Thanks Markus.  I think my main confusion was I forgot the lock was  
managed by the kernel (since it is managed through the pthreads API)  
and that the notify would be on a single blocked thread.  If the  
signaling was a broadcast where all blocked threads were moved to the  
ready queue (versus waking up a single thread) the problem I  
mentioned would still appear.  I.e., if all the blocked threads woke  
up, only one would acquire the lock, but the remaining would get  
scheduled and block.  Fortunately a broadcast isn't needed for this  
problem, since any waiting thread can be rescheduled.  I should have  
realized this on my own, but I appreciate the description of  
"secondary" scheduler implemented by the timer mechanism.

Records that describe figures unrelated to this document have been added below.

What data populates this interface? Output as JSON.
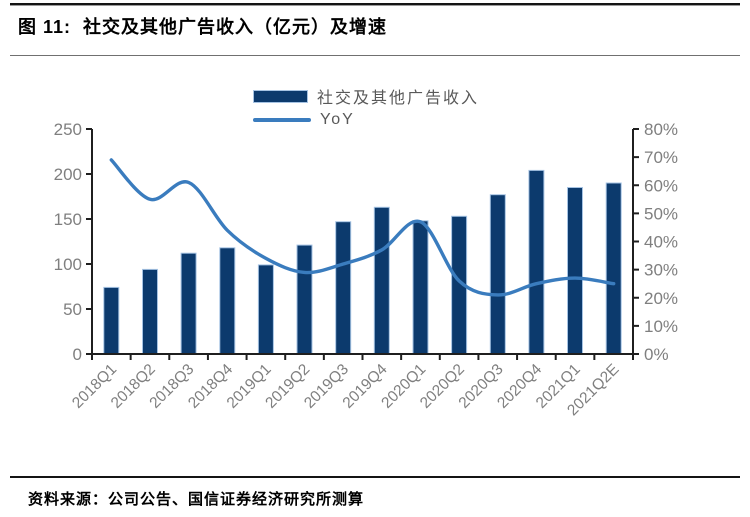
{
  "header": {
    "title": "图 11:  社交及其他广告收入（亿元）及增速"
  },
  "footer": {
    "source": "资料来源：公司公告、国信证券经济研究所测算"
  },
  "chart_data": {
    "type": "bar",
    "subtype": "bar+line-combo",
    "title": "社交及其他广告收入（亿元）及增速",
    "categories": [
      "2018Q1",
      "2018Q2",
      "2018Q3",
      "2018Q4",
      "2019Q1",
      "2019Q2",
      "2019Q3",
      "2019Q4",
      "2020Q1",
      "2020Q2",
      "2020Q3",
      "2020Q4",
      "2021Q1",
      "2021Q2E"
    ],
    "series": [
      {
        "name": "社交及其他广告收入",
        "type": "bar",
        "axis": "left",
        "unit": "亿元",
        "color": "#0C3A6D",
        "edge_color": "#A6C3E3",
        "values": [
          74,
          94,
          112,
          118,
          99,
          121,
          147,
          163,
          148,
          153,
          177,
          204,
          185,
          190
        ]
      },
      {
        "name": "YoY",
        "type": "line",
        "axis": "right",
        "unit": "%",
        "color": "#3A7CBE",
        "smooth": true,
        "values": [
          69,
          55,
          61,
          44,
          34,
          29,
          32,
          37,
          47,
          26,
          21,
          25,
          27,
          25
        ]
      }
    ],
    "left_axis": {
      "min": 0,
      "max": 250,
      "step": 50,
      "ticks": [
        "0",
        "50",
        "100",
        "150",
        "200",
        "250"
      ]
    },
    "right_axis": {
      "min": 0,
      "max": 80,
      "step": 10,
      "ticks": [
        "0%",
        "10%",
        "20%",
        "30%",
        "40%",
        "50%",
        "60%",
        "70%",
        "80%"
      ]
    },
    "legend": {
      "position": "top-center",
      "entries": [
        "社交及其他广告收入",
        "YoY"
      ]
    },
    "grid": false,
    "axis_label_color": "#7f7f7f",
    "axis_line_color": "#1f1f1f",
    "x_label_rotation": -45
  }
}
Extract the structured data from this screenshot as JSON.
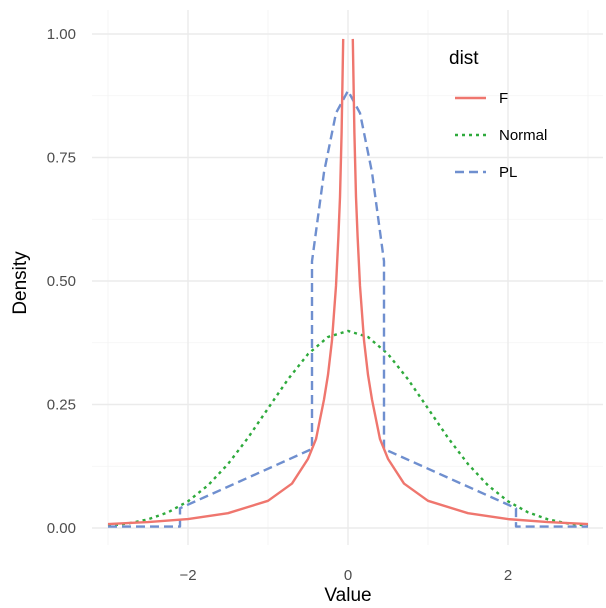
{
  "chart_data": {
    "type": "line",
    "xlabel": "Value",
    "ylabel": "Density",
    "xlim": [
      -3,
      3
    ],
    "ylim": [
      0,
      1
    ],
    "x_ticks": [
      -2,
      0,
      2
    ],
    "x_tick_labels": [
      "−2",
      "0",
      "2"
    ],
    "y_ticks": [
      0,
      0.25,
      0.5,
      0.75,
      1
    ],
    "y_tick_labels": [
      "0.00",
      "0.25",
      "0.50",
      "0.75",
      "1.00"
    ],
    "grid": true,
    "legend": {
      "title": "dist",
      "placement": "top-right",
      "entries": [
        "F",
        "Normal",
        "PL"
      ]
    },
    "series": [
      {
        "name": "F",
        "color": "#ef766e",
        "dash": "solid",
        "x": [
          -3,
          -2.5,
          -2,
          -1.5,
          -1,
          -0.7,
          -0.5,
          -0.4,
          -0.3,
          -0.25,
          -0.2,
          -0.15,
          -0.12,
          -0.1,
          -0.08,
          -0.06
        ],
        "y": [
          0.008,
          0.012,
          0.018,
          0.03,
          0.055,
          0.09,
          0.14,
          0.18,
          0.26,
          0.31,
          0.38,
          0.49,
          0.59,
          0.67,
          0.8,
          0.99
        ],
        "x2": [
          0.06,
          0.08,
          0.1,
          0.12,
          0.15,
          0.2,
          0.25,
          0.3,
          0.4,
          0.5,
          0.7,
          1,
          1.5,
          2,
          2.5,
          3
        ],
        "y2": [
          0.99,
          0.8,
          0.67,
          0.59,
          0.49,
          0.38,
          0.31,
          0.26,
          0.18,
          0.14,
          0.09,
          0.055,
          0.03,
          0.018,
          0.012,
          0.008
        ]
      },
      {
        "name": "Normal",
        "color": "#2eaa3c",
        "dash": "dotted",
        "x": [
          -3,
          -2.75,
          -2.5,
          -2.25,
          -2,
          -1.75,
          -1.5,
          -1.25,
          -1,
          -0.75,
          -0.5,
          -0.25,
          0,
          0.25,
          0.5,
          0.75,
          1,
          1.25,
          1.5,
          1.75,
          2,
          2.25,
          2.5,
          2.75,
          3
        ],
        "y": [
          0.0044,
          0.0091,
          0.0175,
          0.0317,
          0.054,
          0.0863,
          0.1295,
          0.1826,
          0.242,
          0.3011,
          0.3521,
          0.3867,
          0.3989,
          0.3867,
          0.3521,
          0.3011,
          0.242,
          0.1826,
          0.1295,
          0.0863,
          0.054,
          0.0317,
          0.0175,
          0.0091,
          0.0044
        ]
      },
      {
        "name": "PL",
        "color": "#6f8fcf",
        "dash": "dashed",
        "x": [
          -3,
          -2.1,
          -2.1,
          -0.45,
          -0.45,
          -0.3,
          -0.15,
          0,
          0.15,
          0.3,
          0.45,
          0.45,
          2.1,
          2.1,
          3
        ],
        "y": [
          0.003,
          0.003,
          0.04,
          0.16,
          0.54,
          0.72,
          0.84,
          0.885,
          0.84,
          0.72,
          0.54,
          0.16,
          0.04,
          0.003,
          0.003
        ]
      }
    ]
  }
}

On May 12, 2006, at 1:44 PM, Markus Mottl wrote:

> On 5/12/06, Ted Kremenek <kremenek@cs.stanford.edu> wrote:
>> Because of the run-time lock, should I gather that the threads are
>> still essentially cooperative threads?  For example, does it work
>> this way: if a thread holding the master lock is switched out and the
>> kernel schedules another thread, that other thread will start running
>> and try and acquire the lock.  It won't be able to, so it goes back
>> to sleep, and another thread will wake up, try and acquire the lock,
>> goes back to sleep, and so on, until the original thread holding the
>> lock is rescheduled.
>
> No.  The other threads will block in the master lock, which is a
> POSIX-mutex + condition variable.  Releasing the master lock will
> signal exactly one of the blocking threads that it may run.  The
> context switch, however, does not necessarily happen immediately.  It
> depends on the OS when this will happen, and the scheduling policy
> determines which thread is going to run.
>
>> If so, this would lend itself to extremely poor performance: if I had
>> 100 threads, 99 of them may have to wake up and go to sleep before
>> the original one is scheduled.  That is 99 useless context switches.
>
> That would be horrible, and that's not the way it works.
>
>> Or rather is the lock acquired and released (within the generated
>> native code for the OCaml part of a program, not C code) on calls to
>> the memory management functions and other run-time code that are not
>> thread-safe?  This is also seems slow, since the heap is actively
>> manipulated all the time, so locks will constantly be acquired and
>> released, and you will have the same wake-up, make little or no
>> progress and go back to sleep problem I mentioned before.
>
> A timer signal makes sure that the current thread yields once in a
> while.  Thus, it is not necessary to acquire/release locks at each
> allocation, which would make everything run dog slow.
>
>> Your last email said that only one thread is allowed to run OCaml
>> code at any time, so it seems to me that this mutual exclusion must
>> come from somewhere.  I'm very curious to know how this is
>> implemented.  I gather that most people want to use threads in OCaml
>> to have multiple threads running OCaml code, and not necessarily have
>> a bunch of threads executing called C code (allowing the master lock
>> to be released).  I'm just trying to understand how actual
>> performance would ever resemble anything desirable.
>
> Unless INRIA implements a GC that can handle multiple threads running
> in parallel, which would have its own performance tradeoffs, you'll
> essentially always share one processor only.  It depends on your
> application whether that's a problem.  I/O-heavy applications will do
> fine, because the system calls can all be performed in parallel.  You
> can also always call C or Fortran to run in parallel on bigarrays
> (matrices), because they don't mess with the OCaml-heap.
>
> Regards,
> Markus
>
> -- 
> Markus Mottl        http://www.ocaml.info         
> markus.mottl@gmail.com